Miami Dade Schools adding CPR as part of their curriculum

In a forward-thinking and health-minded ddade-schoolecision, the school board of Miami-Dade county has become the first in the state to elect to educate students in Hands-Only CardioPulmonary Resuscitation (CPR) as part of their Physical Fitness curriculum. While Florida is not one of the country’s 34 states that require that students be taught CPR in schools, the American Heart Association is hopeful that Florida’s largest district will set a precedent and lead the way for other counties to follow suit. Teaching CPR in school is an easy, convenient way to educate generation after generation of potential life savers.

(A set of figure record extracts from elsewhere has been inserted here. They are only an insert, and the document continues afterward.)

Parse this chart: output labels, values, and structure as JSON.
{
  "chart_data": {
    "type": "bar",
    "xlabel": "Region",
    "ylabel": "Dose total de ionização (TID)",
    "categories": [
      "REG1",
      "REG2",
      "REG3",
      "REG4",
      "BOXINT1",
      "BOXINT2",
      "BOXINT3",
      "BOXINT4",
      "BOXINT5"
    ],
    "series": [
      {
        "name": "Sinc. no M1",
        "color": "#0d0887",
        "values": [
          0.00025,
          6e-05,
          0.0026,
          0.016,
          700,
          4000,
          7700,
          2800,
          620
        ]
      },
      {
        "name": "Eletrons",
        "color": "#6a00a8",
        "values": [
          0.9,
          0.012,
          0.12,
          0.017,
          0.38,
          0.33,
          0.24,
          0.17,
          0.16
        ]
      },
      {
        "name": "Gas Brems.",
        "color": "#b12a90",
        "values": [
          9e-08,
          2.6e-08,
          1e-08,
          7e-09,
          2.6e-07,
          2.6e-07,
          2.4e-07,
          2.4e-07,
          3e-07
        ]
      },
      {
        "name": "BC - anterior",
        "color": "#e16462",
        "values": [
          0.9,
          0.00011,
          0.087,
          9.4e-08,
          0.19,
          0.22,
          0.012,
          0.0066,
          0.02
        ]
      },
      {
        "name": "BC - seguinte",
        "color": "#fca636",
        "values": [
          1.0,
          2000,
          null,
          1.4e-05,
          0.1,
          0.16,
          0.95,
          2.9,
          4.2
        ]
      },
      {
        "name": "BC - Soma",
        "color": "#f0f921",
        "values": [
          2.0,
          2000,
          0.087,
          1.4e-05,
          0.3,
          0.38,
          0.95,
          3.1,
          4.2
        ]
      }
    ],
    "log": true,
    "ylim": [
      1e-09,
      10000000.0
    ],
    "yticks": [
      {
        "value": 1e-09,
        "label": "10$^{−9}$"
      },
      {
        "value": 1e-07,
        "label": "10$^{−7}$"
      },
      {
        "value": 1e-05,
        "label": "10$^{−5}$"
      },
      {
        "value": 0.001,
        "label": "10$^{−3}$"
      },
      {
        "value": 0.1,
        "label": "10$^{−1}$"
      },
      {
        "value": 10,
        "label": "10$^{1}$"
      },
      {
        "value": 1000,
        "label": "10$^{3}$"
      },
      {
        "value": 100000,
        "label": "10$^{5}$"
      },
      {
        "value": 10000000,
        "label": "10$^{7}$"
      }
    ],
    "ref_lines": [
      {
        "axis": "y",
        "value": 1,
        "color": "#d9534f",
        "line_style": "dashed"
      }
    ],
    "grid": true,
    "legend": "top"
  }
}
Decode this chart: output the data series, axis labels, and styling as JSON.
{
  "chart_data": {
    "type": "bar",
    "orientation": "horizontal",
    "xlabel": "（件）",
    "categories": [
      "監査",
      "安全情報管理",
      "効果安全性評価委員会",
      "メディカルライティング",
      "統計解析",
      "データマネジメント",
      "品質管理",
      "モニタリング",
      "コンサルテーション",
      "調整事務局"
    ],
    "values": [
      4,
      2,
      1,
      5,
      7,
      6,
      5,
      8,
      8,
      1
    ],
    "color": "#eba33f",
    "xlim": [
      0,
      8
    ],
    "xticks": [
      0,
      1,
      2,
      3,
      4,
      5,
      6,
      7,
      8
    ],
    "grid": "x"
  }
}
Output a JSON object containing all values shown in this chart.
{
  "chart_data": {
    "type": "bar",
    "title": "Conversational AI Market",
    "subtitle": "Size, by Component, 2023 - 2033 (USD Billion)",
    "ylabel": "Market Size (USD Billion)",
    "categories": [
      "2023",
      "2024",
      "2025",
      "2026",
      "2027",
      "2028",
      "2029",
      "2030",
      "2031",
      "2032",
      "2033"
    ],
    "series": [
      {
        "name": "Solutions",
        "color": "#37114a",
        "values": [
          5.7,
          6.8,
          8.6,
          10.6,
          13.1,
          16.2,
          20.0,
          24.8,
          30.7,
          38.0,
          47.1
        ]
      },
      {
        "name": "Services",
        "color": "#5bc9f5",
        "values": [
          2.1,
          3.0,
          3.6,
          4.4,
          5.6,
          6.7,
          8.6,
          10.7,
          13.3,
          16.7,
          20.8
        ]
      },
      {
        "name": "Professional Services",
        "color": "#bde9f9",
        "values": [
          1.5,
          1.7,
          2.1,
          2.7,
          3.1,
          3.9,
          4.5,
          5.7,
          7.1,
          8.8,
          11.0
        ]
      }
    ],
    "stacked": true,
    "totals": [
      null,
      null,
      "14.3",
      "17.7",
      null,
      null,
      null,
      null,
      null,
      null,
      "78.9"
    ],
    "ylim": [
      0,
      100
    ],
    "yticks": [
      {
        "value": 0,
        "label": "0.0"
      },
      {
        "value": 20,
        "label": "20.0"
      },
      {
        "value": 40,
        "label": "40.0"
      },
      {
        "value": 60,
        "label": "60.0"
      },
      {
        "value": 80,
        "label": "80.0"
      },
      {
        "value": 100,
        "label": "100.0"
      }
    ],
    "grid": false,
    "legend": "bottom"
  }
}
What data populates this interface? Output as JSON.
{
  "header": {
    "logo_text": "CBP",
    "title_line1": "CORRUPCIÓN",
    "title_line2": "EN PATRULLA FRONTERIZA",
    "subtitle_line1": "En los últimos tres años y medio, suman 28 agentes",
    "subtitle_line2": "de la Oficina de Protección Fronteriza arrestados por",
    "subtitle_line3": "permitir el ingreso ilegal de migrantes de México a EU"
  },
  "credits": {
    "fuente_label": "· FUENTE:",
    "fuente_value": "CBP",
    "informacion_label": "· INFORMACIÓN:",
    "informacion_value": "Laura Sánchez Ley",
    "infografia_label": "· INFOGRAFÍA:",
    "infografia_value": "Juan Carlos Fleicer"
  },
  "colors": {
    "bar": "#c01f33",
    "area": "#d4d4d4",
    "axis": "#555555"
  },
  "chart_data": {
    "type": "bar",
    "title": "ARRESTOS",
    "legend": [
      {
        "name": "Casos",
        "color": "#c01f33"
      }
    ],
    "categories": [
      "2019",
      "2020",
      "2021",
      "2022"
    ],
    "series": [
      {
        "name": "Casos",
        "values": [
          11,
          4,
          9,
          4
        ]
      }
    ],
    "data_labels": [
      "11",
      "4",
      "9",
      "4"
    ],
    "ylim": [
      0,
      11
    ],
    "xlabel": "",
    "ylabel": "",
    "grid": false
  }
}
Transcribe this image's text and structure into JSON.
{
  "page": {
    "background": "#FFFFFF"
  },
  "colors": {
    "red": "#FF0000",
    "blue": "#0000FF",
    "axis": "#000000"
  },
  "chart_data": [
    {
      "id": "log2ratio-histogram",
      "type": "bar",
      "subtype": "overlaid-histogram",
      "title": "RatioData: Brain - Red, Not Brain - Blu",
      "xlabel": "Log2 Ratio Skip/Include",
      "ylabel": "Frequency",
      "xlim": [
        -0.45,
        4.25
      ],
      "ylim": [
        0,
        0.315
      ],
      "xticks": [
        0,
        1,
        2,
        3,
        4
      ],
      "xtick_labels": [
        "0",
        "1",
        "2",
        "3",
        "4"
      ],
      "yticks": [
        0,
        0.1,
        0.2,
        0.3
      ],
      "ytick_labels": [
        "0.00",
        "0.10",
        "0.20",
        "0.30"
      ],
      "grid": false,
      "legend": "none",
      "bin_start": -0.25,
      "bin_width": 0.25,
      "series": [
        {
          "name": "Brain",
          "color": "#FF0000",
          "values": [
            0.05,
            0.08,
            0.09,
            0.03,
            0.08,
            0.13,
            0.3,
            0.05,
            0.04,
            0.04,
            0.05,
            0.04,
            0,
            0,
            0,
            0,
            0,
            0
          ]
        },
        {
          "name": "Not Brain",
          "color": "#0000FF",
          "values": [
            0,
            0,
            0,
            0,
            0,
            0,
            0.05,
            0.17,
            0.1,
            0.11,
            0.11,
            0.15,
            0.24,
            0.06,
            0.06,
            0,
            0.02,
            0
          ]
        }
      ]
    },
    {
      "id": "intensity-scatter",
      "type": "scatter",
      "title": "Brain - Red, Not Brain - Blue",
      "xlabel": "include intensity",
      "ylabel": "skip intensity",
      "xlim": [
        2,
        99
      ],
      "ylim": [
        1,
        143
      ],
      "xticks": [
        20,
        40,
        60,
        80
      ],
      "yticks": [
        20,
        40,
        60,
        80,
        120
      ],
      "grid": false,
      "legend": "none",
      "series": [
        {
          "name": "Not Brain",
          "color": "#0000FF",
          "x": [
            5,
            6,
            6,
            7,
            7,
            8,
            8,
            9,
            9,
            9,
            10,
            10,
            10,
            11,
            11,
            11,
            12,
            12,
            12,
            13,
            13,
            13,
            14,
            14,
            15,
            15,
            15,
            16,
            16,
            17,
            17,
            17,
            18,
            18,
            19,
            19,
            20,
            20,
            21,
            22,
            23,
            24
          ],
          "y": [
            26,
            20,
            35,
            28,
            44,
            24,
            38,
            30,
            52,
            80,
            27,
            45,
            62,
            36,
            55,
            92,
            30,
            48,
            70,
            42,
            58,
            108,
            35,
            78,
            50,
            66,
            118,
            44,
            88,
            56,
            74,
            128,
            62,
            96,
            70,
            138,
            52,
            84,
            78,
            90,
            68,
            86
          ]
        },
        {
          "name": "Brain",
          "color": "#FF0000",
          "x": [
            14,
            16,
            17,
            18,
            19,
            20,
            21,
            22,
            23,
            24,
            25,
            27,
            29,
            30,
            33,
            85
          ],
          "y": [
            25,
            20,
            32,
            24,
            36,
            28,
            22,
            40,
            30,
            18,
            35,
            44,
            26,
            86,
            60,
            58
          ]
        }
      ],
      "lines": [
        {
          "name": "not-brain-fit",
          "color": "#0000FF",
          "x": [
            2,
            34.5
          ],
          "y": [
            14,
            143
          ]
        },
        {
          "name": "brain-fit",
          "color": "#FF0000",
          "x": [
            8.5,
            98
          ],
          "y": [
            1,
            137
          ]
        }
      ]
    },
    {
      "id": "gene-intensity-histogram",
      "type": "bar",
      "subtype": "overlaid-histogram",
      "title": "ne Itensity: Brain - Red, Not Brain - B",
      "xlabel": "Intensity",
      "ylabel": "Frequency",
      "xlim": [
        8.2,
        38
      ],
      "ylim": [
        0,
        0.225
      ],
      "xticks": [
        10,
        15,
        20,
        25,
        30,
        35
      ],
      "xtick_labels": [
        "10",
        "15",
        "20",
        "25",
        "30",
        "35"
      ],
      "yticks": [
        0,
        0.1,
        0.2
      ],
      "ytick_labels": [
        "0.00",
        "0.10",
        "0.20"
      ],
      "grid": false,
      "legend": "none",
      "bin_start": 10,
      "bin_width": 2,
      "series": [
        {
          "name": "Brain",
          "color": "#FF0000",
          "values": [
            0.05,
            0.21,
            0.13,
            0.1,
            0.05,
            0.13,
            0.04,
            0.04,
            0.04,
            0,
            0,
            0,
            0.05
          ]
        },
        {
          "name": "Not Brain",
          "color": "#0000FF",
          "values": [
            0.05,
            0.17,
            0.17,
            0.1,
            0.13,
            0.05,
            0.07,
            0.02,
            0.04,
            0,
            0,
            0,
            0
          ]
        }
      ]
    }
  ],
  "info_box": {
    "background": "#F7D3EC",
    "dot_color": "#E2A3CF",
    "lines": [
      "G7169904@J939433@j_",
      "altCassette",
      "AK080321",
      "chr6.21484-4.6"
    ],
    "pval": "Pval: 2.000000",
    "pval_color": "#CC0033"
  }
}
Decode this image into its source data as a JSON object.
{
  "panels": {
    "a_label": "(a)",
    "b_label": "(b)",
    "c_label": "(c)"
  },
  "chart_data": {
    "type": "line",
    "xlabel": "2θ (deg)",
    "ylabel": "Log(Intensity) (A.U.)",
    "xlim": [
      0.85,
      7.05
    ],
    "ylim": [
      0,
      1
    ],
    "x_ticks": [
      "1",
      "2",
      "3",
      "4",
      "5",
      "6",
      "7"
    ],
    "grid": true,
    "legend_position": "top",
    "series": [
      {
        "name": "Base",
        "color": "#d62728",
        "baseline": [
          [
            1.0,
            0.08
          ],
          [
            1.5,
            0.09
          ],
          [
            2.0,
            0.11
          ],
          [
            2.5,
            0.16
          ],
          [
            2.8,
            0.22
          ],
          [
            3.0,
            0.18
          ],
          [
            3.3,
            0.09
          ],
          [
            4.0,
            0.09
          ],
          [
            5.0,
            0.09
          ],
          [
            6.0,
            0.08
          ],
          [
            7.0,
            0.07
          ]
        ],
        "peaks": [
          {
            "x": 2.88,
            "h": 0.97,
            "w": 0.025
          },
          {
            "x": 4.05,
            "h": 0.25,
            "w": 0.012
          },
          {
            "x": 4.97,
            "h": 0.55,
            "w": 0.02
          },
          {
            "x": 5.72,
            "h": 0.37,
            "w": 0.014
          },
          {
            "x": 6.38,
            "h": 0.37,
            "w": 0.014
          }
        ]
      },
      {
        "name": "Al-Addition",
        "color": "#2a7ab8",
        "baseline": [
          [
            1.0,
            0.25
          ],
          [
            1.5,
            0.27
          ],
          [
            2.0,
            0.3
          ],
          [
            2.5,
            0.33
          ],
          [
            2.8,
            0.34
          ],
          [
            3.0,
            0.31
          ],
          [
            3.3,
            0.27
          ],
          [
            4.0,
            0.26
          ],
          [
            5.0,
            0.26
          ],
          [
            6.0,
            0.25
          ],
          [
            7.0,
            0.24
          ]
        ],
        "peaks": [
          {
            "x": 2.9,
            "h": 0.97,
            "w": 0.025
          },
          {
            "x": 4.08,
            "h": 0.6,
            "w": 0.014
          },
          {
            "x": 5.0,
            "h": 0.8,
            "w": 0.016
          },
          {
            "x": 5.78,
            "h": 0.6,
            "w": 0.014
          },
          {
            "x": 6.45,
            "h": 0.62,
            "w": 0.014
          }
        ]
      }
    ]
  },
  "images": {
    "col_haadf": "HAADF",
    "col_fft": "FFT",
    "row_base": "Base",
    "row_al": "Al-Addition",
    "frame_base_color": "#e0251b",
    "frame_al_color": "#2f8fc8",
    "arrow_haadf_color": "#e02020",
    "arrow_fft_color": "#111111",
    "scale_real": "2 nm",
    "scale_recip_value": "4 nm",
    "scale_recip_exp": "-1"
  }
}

Statistically, when applied straight away, CPR can triple the survival rate of someone who has suffered from cardiac arrest. A population with proper training can provide significant support for a person who’s life may hang in the balance as they wait for emergency responders to arrive.

This summer in Winter Haven, FL, nine year old Thomas Ingram, Jr. was pulled from the bottom of a swimming pool by his friend, ten year old Larry Wagner. After getting the attention of a family friend and another man, CPR was finally administered to Ingram by a third adult, a property security guard, and he survived what could have very well been death by drowning.

Thankfully, that scenario had a happy resolution. However, imagine a situation in which the property’s security guard was not present. Larry Wagner was able to pull his friend out of the swimming pool, but then what? Not one, but two adults responded to his cries for help and yet neither acted in a manner that could effectively save Ingram’s life. The story could have had a very different and tragic ending were it not for the security guard’s education and quick actions.

Now imagine a scenario where not only the two adults present had adequate CPR training but perhaps even young Wagner himself.

The first line of defense against death by cardiac arrest is not millions of dollars of cutting edge medical equipment, but the intellectual understanding of a very simple and effective life saving technique. Neglecting to teach young students CPR is neglecting the possibility that any one of them could at some time in their lives find themselves tragically unable to assist a loved one in dire need. It also neglects the fact that any one of us could just as well suffer from cardiac arrest and become completely dependent on those around us to come to our rescue.

The Miami-Dade board’s decision is to be applauded and emulated as it will surely have a life-saving effect on the future of its student body and their associates.